Is your bathroom sink starting to drain slower than it used to, or not draining at all? Before you pick up the phone to call a plumber and waste all that money, here are a few tips you can try in order to unclog it yourself!
One of the most common reasons for a clogged bathroom sink is a buildup of hair in the drain. The first method you can try to unclog your sink is to use a plunger like you would when unclogging a toilet. This method is the most cost effective and the safest for the drain itself. Below are the steps to completing this method:
- First remove the stopper, which is the piece that fits in the drain in order to keep objects from going down the sink. If the stopper will not remove by pulling up on it, you can pull the pivot rod back, which is the long metal piece that can be found underneath the sink connecting the stopper to the operating lever on the faucet.

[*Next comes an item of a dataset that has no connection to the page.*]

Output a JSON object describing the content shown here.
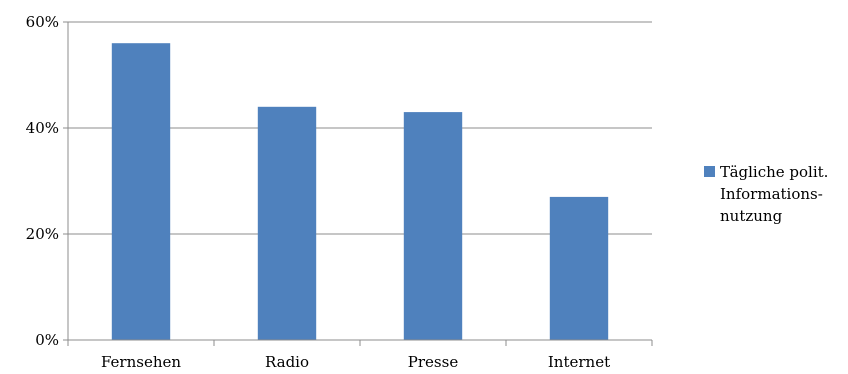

- After the stopper and pivot rod have been removed, fill the sink with around 4 inches of water. Use a rag to stuff in the overflow so water pressure is not lost.
- Now, just like you would a toilet, use a plunger to plunge the drain.
- Continue to refill the sink and plunge it until the water begins to drain at a normal pace again.
If the plunging method does not unclog the sink, the next method you can try is to use a sink (or hand) auger to pull the clog out. An auger is a tool that can help break up clogs. They can be bought at places like Lowe’s and Home Depot. Below are the steps to completing this method:
- First, you will need to locate the piece of pipe underneath the sink that connects at one end to the sink and at the other end to the wall. Once you find the pipe, locate the trap, which is the piece of pipe that is connected by two slip nuts (the thin round pieces that connect each section of the pipe together).
- Once you have located these areas, get a bucket and place it underneath the trap.
- Next, use a pair of pliers to loosen the two slip nuts and remove the trap. Let any water in the pipe drain into the bucket.
- Then, place the end of the auger into the drain and turn the crank. This will move the auger toward the clog.
- Once the auger reaches the clog, pull it out and dislodge the clog.
- Finally, reconnect the trap to the rest of the pipe using the pliers and slip nuts.
If the auger method also proves to be unsuccessful at unclogging the pipe, I am afraid you are now going to have to call a plumber. Good luck and happy unclogging!